Sunday, October 31, 2010

Dynamic Analysis part 2

Welcome to the second installment of the dynamic analysis section of out blog. In the last post, I discussed why you should use a VM solution and made some recommendations on choosing one. In this post, I will go over some information on building out a the VM's themselves, including recommended operating systems and tools to install.

When considering what virtual machines to install, you must consider what tools you will be running and what operating system the malware is targeted at. For this reason, you will most likely end up with various Microsoft Windows installations along with a few Unix variants, most likely Linux. I will not cover installations themselves as there are plenty of instructions out there for installing operating systems. I will also cover a few classes of tools and make some recommendations for each category.

For your Windows VM's, I recommend having both a current Windows 7 install and an older Windows XP installation. The reason for 7 is that malware is starting to directly target Windows 7, as it is starting to gain critical mass in enterprise and general user environments. For most situations, Windows XP will be sufficient though. Windows will be used both as an analysis platform and the place where you run most of your malware samples.

In regards to Linux, you will primarily be using the VM's for analysis or to provide target services for your malware samples. At this point you might be asking, what is a service for malware? A service in this context is just like any other IT service, such as an IRC or FTP service. Many types of malware use legitimate protocols such as FTP or IRC as transports for communication. While performing dynamic analysis, you want to offer up the services the malware is looking for, as a way to go deeper into your analysis. Pretty much any Linux will work well for these duties, as a result I recommend choosing the distribution that you are most familiar with.

Next I will cover recommended tools. The main classes of tools for dynamic analysis are process monitors, file monitors, and network monitors.

Process Monitors are used to monitor running processes on the system where you are running the malware. These tools tell you such things as memory in use, files open, CPU use, drivers used, and DLL's in use. Two of my favorite process monitor tools are System Internals Process Monitor and Process Hacker. Both tools provide very similar information, however I personally think Process Hacker does a better job than Process Monitor of showing you sub-processes spawned by execution of a file.

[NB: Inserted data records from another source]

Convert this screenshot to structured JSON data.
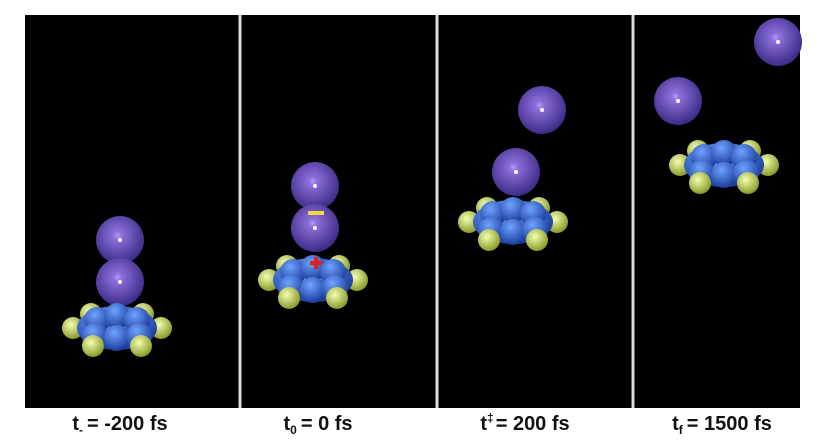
{
  "panels": [
    {
      "label": {
        "symbol": "t",
        "sub": "-",
        "text": "= -200 fs"
      }
    },
    {
      "label": {
        "symbol": "t",
        "sub": "0",
        "text": "= 0 fs"
      }
    },
    {
      "label": {
        "symbol": "t",
        "sup": "‡",
        "text": "= 200 fs"
      }
    },
    {
      "label": {
        "symbol": "t",
        "sub": "f",
        "text": "= 1500 fs"
      }
    }
  ]
}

File Monitors are tools used to detect changes in files on disk. The primary use of file monitors as it relates to malware analysis is to detect changes to operating system files such as the windows registry or configuration files. The tools I generally recommend for this this task are Tripwire/AIDE and Capture Bat/Regshot. Tripwire and AIDE are general File Integrity scanners, they work by taking an MD5 has of all the files on a system, when a file changes they detect the change by comparing the new MD5 to the original. Capture Bat and Regshot work by taking an initial snap shot of the contents of specific files on the disk and comparing them to a later snapshot. Capture Bat and Regshot are both manual tools that require the user to take the first and second snapshots, and then require you to tell the tools to compare the snapshots.

The last class of tools I will cover are network monitors. Network monitors are tools that either capture packets on the wire or monitor TCP/IP sockets on the lcoal system. My favorite tools in this are are Wireshark and TCP View. Wireshark is a packet capture tool that runs in promiscuous mode on a network interface and captures all packets going across the wire. TCP View on the other hand sits on a local system and lists the TCP/IP ports that are open and the processes that have them open.

This post wraps up our basic analysis station configuration. In the next couple of weeks, I will show how these tools can be used to begin to perform dynamic analysis on sample malware. Stay tuned!

1 comment:

  1. You made some unintentionally orthograph mistakes:

    + they work by taking an MD5 has* of all the files on a system ...

    + My favorite tools in this are*are Wireshark and TCP View.

    + Network monitors are tools that either capture packets on the wire or monitor TCP/IP sockets on the lcoal* system.